Говорившие остановились совсем рядом с Гавриловым. Он слышал хрипловатое, прерывистое дыхание женщины и посапывание Егупина.

- Вам через месяц и банки не дадут… А вы - мало! Я ведь от себя отрываю… То, что с лета припас.

- Илья Дорофеич, - в голосе женщины слышалась мольба, - если не картины, то, может, сервиз? У нас есть севрский… столовый. На двенадцать персон. А, Илья Дорофеич?

- Сервиз возьму, - сухо ответил Егупин, - сами принесете завтра днем. Две банки сгущенки и три кило гречки…

Женщина горестно ахнула:

- Только?

- Да у вас этот сервиз разлетится при первой же хорошей бомбежке, - Егупин хихикнул. - А через месяц- два умолять будете, чтоб за банку сгущенки взял. Что вам на этом сервизе есть-то? Жмыхи да суп из отрубей? - И он опять хихикнул.

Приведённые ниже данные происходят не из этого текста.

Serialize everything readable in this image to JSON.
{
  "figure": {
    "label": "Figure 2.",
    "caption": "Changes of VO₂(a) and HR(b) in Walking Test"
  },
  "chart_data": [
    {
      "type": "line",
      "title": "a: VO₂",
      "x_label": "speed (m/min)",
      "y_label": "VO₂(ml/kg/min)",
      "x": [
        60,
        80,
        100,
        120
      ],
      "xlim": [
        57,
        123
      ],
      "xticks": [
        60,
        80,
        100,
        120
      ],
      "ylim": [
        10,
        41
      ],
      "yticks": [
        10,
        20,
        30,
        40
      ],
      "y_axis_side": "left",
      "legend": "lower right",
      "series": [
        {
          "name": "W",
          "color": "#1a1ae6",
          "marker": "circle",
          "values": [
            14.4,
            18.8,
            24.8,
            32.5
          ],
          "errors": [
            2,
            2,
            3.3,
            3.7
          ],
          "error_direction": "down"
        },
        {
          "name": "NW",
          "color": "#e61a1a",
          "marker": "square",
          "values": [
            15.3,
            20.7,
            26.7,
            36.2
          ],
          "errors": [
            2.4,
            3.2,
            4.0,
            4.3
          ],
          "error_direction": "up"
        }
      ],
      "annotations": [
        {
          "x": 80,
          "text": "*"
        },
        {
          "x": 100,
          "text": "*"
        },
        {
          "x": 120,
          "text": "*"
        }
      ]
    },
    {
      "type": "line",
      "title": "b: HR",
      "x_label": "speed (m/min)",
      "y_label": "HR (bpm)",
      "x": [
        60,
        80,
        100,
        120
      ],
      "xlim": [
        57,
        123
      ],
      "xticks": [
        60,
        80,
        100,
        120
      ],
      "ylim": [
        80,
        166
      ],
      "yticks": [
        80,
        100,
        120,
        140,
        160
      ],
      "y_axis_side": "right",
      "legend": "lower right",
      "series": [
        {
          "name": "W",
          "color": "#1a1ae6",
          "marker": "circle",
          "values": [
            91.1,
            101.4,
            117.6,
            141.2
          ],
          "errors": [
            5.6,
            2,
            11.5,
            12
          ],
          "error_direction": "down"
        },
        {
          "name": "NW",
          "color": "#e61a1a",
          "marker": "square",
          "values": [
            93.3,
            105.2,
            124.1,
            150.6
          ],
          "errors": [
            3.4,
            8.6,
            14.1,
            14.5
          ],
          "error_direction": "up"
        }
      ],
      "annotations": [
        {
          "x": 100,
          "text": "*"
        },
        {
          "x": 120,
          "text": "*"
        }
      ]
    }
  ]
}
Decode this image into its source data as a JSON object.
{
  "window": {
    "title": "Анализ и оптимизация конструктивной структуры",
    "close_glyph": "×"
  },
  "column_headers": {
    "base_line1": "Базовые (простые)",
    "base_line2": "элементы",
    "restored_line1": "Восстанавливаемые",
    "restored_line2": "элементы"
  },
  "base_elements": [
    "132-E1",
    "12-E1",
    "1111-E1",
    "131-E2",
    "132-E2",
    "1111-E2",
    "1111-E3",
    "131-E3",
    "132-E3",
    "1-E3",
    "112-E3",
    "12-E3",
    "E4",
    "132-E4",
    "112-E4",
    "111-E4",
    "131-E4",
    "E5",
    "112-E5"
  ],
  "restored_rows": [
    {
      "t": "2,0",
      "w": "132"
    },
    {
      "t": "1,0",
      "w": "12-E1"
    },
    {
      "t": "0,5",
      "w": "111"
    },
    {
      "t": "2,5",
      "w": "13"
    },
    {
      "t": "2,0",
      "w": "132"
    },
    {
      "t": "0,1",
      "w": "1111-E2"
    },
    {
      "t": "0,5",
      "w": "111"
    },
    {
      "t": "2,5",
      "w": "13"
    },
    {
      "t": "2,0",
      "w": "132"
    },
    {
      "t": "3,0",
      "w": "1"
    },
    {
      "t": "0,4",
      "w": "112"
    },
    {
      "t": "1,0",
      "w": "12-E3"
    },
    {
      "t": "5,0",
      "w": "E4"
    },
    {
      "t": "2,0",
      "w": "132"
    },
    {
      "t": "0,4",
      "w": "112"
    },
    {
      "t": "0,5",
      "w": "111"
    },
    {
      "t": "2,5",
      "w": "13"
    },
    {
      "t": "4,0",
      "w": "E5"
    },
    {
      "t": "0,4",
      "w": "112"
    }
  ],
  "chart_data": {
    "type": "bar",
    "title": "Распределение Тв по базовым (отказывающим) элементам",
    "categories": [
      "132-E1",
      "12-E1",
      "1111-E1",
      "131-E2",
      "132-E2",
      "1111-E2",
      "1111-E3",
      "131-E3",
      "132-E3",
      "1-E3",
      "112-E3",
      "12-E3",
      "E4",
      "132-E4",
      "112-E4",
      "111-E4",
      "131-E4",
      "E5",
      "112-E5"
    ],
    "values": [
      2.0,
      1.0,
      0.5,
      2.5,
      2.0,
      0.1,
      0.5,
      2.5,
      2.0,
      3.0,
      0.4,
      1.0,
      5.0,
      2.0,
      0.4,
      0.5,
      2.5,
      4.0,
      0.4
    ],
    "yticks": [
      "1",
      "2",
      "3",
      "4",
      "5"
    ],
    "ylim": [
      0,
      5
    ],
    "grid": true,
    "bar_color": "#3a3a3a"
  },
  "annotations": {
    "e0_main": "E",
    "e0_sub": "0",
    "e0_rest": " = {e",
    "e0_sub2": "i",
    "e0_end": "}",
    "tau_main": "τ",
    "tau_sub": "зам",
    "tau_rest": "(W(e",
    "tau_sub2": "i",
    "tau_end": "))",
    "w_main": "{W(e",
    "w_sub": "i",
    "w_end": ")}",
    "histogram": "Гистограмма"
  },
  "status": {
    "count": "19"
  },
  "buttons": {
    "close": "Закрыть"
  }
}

- Я принесу вам завтра, - покорно прошептала женщина.

Егупин вышел, хлопнув дверью, а женщина всхлипнула и медленно-медленно стала подниматься…

* * *

Из задумчивости Гаврилова вывел резкий голос: «Матрос!» Он поднял голову и вскочил. Перед ним стоял старший лейтенант с красной повязкой патрульного на рукаве, чуть поодаль два солдата, тоже с красными повязками.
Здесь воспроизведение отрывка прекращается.